The things we can learn from STANCES and FORMS are so deeply important that they are beyond value.

This post is pretty much a follow on from the last one, these types of posts allow us to approach the IDEA from more everyday Human perspectives.

Anyone with fighting experience, especially ‘Street fighting’ experience, will tell you that there are ‘NO STANCES’ in a fight.

A stance is a perfect Idea, an ideal shape and position that we benefit from being as close to as we can be.

The reason for this is explained by the ‘THEORY OF THE CONSERVATION OF MOMENTUM’.

In practice, we only ever move into a stance or out of a stance, yet all the action happens in the space between these points.

STANCES and FORMS share the same confusion, we spend a great deal of time and energy training them but in the end, we will never use them.

This is a paradox of cosmic proportions.

This is why it is so difficult to get beginning students to engage in a meaningful way, even students with zero fighting experience know instinctively that STANCES and FORMS have no practical value.

The first confusion we come across is that although we train them statically they are in fact transitional shapes that we move into or out of.

The things we can learn from STANCES and FORMS are so deeply important that they are beyond value.

How we resolve this importance from a purely personal perspective will determine the quality of most if not all of our Martial Actions.

Stances should be looked as being still points in a progressive movement, and not specific shapes and locations.

If it was available back in 1860 Doctor Leung Jan would have simply used ‘Time Lapse Photography’ and completely ignored the path of STANCES and FORMS.

Despite Stances being static they are an exploration of Human Movement, allowing us to look in detail at how our body is set up at different points in a possible progression.

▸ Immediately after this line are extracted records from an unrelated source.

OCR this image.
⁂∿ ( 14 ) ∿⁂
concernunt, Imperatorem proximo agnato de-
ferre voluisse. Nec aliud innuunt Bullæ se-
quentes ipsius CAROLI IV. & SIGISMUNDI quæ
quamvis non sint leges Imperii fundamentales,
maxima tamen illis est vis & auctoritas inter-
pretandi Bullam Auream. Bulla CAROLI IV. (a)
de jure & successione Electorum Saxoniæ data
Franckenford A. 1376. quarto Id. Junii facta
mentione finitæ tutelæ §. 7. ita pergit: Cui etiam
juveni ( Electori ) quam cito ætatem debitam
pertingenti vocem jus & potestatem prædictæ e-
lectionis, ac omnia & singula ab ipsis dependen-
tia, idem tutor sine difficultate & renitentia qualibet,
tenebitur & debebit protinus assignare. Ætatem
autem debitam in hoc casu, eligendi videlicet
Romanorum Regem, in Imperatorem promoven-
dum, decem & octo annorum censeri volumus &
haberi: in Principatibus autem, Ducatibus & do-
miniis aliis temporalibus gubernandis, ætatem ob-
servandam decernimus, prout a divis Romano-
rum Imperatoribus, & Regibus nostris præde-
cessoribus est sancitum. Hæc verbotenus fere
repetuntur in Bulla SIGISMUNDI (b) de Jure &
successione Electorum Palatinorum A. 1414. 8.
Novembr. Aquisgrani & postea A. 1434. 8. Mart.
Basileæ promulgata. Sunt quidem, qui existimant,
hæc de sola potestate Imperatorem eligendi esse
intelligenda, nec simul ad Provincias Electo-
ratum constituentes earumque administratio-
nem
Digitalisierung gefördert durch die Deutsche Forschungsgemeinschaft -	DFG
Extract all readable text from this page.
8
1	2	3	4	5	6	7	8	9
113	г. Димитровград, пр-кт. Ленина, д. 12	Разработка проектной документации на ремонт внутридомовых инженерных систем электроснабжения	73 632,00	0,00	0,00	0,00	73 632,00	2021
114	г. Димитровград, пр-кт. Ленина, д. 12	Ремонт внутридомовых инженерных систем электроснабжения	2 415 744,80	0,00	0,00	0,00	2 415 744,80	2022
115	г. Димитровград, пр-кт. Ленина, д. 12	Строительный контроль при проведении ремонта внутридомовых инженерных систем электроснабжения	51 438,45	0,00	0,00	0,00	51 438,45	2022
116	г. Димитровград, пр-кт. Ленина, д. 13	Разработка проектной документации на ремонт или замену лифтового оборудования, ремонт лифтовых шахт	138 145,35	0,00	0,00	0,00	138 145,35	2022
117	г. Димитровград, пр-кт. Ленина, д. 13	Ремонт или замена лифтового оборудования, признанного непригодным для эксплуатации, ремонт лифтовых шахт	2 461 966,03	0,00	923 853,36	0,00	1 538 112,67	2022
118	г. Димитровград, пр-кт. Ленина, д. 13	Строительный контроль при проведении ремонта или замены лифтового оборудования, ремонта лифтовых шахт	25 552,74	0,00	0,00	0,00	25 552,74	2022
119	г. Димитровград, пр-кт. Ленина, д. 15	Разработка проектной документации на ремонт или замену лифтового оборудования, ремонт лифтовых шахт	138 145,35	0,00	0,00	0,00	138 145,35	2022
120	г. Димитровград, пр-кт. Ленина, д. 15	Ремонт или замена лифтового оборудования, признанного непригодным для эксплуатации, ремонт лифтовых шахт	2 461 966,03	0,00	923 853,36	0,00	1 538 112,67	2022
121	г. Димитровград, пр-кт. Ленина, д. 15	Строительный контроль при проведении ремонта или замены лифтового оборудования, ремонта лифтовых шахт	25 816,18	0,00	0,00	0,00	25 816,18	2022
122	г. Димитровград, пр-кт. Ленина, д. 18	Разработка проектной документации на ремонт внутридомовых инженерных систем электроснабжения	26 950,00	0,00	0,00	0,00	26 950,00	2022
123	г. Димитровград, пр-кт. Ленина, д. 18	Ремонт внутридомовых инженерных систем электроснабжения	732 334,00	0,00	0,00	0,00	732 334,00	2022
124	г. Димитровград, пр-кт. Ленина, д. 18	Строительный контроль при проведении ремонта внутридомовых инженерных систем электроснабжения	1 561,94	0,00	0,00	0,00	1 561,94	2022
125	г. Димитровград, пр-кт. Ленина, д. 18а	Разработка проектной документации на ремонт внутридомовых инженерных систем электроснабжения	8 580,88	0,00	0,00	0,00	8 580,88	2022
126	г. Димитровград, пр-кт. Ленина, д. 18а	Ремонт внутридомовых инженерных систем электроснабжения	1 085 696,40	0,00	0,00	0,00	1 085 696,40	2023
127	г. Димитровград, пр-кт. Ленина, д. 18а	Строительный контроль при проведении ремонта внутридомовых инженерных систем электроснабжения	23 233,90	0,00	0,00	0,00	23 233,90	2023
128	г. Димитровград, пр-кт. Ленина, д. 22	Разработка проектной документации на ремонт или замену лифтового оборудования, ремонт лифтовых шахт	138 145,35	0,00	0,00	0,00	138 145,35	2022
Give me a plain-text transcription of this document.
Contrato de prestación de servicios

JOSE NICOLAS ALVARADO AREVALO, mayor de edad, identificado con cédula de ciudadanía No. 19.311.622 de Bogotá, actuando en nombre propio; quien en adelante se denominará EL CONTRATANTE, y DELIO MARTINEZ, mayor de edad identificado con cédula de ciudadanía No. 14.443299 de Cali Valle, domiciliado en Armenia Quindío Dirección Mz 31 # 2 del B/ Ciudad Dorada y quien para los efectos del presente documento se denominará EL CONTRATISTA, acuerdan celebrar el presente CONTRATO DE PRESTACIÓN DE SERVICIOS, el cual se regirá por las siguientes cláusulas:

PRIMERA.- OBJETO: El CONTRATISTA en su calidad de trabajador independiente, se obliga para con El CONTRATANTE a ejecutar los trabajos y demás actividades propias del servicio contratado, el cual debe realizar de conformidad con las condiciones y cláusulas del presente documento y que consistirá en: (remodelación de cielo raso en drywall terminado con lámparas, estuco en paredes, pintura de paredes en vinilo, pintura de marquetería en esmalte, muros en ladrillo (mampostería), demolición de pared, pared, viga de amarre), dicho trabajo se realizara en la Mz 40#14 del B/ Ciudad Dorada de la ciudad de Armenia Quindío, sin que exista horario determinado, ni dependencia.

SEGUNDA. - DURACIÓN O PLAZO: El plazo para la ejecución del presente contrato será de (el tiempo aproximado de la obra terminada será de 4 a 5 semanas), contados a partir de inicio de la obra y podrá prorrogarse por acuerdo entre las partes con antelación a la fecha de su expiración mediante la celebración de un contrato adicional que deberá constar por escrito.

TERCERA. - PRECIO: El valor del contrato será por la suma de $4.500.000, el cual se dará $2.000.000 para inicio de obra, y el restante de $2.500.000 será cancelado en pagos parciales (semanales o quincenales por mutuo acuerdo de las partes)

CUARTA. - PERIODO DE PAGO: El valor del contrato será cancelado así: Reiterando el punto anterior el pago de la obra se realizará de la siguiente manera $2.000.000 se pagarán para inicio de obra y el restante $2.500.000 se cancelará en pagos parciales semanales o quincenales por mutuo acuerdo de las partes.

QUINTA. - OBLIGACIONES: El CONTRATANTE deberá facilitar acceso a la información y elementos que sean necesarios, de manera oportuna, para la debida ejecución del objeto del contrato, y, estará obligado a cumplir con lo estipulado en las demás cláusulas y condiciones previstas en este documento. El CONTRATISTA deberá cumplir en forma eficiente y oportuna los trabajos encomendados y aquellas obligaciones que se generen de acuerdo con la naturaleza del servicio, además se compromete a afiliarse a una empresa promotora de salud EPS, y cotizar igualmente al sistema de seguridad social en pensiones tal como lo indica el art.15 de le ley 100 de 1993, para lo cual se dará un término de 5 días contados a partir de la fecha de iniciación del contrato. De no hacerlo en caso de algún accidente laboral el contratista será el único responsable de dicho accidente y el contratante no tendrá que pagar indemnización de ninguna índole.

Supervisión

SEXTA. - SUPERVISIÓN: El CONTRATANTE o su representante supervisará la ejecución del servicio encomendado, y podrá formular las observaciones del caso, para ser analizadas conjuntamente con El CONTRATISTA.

Most importantly starting points and finishing points, but they can also function as a fault-finding method if we are not hitting the end stance position correctly when we move through a certain sequence.

When we look at Stances in relation to Forms we see a suggestion of how we would/could connect a start point Stance to an endpoint Stance.


Adding otherworldly importance or abilities to STANCES and FORMS has definite entertainment value if someone is a ‘Hobbyist’, but being involved in any kind of thinking that is not ‘RIGHT HERE-RIGHT NOW’ can only be detrimental to an aspiring Martial Artist.

We can only become the Martial Artist that we hope to be in 2,3 or 5 years by understanding and being the Martial Artist that we are today.

And we can only become that person by understanding the training we are doing today.